The London city was under water some thousands and thousands of years ago.

It may sound like a far fetched idea, but remains from those time actually exist. They exist deep down in the rocks.

Experts say the Portland stone used in the construction of the Customs House still carries a water pattern made by the running waters of the massive sea.

Interestingly, you can still find seaweed in the place where Waterloo Station now stands. Researchers found skeletons of sharks in the soil on which the great London City now stands.

When the continents started to shape and the water receded, the place we now call London could have been home to some of the most gigantic prehistoric beasts.

It might have been very simple for these animals to travel across from Europe. How? The UK was linked to the continent by a massive land bridge until some 10,000 years ago.

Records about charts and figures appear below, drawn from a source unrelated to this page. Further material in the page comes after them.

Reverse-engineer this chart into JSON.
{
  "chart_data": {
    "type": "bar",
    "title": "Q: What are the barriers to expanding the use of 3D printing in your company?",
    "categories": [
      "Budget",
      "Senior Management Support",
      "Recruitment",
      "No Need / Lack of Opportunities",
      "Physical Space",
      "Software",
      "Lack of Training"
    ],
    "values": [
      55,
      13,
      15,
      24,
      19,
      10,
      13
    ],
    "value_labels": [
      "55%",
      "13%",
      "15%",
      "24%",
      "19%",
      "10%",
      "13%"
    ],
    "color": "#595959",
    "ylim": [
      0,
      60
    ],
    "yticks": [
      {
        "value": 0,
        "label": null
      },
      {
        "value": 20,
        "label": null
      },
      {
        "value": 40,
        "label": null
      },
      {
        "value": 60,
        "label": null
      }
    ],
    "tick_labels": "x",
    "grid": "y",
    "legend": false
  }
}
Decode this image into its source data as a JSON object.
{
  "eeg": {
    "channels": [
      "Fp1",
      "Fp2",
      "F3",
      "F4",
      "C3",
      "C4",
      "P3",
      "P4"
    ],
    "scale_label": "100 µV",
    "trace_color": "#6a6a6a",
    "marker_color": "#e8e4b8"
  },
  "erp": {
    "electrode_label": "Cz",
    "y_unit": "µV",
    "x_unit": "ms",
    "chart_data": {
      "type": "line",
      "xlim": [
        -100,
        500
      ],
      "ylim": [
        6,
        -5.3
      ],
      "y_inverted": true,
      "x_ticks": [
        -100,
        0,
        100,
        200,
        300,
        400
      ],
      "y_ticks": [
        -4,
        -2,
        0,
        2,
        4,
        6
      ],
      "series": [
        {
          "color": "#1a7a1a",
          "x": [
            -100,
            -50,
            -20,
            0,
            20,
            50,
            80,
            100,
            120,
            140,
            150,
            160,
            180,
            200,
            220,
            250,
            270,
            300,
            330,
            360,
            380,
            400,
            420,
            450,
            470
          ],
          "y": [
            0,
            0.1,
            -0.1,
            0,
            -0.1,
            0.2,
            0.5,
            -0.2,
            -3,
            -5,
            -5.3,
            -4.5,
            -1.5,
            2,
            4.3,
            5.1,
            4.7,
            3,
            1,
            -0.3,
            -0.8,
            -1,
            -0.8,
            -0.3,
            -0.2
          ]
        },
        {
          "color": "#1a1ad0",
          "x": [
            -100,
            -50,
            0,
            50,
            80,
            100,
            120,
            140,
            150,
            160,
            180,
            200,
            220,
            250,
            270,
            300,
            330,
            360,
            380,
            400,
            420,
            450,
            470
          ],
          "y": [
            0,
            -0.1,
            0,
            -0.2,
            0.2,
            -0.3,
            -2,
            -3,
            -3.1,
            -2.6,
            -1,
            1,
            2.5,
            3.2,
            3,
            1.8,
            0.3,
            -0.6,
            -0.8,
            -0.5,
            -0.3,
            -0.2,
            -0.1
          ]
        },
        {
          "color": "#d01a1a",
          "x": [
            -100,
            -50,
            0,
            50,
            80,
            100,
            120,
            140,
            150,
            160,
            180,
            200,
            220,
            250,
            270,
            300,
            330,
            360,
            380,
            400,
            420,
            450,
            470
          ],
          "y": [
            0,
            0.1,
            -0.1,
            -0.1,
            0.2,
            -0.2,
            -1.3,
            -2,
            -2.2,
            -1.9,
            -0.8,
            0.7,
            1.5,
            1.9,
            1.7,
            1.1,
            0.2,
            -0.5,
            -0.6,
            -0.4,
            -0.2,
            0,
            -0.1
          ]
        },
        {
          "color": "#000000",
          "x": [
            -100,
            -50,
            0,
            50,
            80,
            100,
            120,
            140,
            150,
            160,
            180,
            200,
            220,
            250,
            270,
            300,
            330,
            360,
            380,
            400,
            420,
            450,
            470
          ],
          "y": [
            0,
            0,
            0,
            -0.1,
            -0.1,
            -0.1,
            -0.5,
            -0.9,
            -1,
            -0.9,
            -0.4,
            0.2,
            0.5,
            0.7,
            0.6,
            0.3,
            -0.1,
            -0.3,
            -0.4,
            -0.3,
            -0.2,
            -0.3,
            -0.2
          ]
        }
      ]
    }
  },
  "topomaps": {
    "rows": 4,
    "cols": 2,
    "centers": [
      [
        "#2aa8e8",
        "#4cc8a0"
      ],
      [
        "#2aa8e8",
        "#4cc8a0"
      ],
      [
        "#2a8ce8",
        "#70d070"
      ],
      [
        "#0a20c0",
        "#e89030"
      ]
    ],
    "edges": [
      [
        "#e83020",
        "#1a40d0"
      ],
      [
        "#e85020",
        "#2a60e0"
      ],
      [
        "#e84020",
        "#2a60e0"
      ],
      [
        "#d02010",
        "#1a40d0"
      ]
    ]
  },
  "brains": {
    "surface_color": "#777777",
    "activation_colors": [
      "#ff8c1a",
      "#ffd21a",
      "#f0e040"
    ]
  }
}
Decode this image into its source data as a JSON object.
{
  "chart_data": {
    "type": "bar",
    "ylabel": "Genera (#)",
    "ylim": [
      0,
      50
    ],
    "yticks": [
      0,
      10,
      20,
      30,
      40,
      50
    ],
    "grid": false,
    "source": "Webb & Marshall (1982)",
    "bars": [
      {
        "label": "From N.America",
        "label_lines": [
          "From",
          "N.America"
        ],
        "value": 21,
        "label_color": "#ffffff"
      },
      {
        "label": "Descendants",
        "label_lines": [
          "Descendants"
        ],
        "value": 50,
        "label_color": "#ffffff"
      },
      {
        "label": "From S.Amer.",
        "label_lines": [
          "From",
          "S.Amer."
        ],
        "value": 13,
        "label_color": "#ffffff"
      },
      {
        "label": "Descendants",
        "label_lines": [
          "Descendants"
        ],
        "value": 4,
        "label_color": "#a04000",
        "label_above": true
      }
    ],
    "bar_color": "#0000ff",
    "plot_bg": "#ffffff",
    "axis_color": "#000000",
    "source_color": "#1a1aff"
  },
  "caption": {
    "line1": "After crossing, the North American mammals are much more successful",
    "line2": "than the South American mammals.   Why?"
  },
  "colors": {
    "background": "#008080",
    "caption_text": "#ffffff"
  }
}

Why No Dinosaurs? Extinct Animals Of Ancient London

The beauty is that, as per reports, no important dinosaur finds have taken place in London. It’s baffling because more than 50 species of these massive animals would have roamed these islands.

Yeah, maybe, the nature of this place would have prevented the experts from finding anything significant.

We can honestly rest assured that the giant Megalosaurus and the Ornithopod would have rested in the place we now call London.

Some 2,00,000 years ago, massive mammoths would have drunk water mainly from the Thames itself.

Mammoths in London? 

In 1834, a government servant started one of the longest excavation in the history of Britain. He went on to find skeletal remains of around 200 elephants.

Sometime later fossils of 100 mammoths were discovered in the area.

It becomes clear that the London City will always continue to motivate and enthrall us, and the fascinating prehistoric animals once hunted and grazed where we people now play and rest.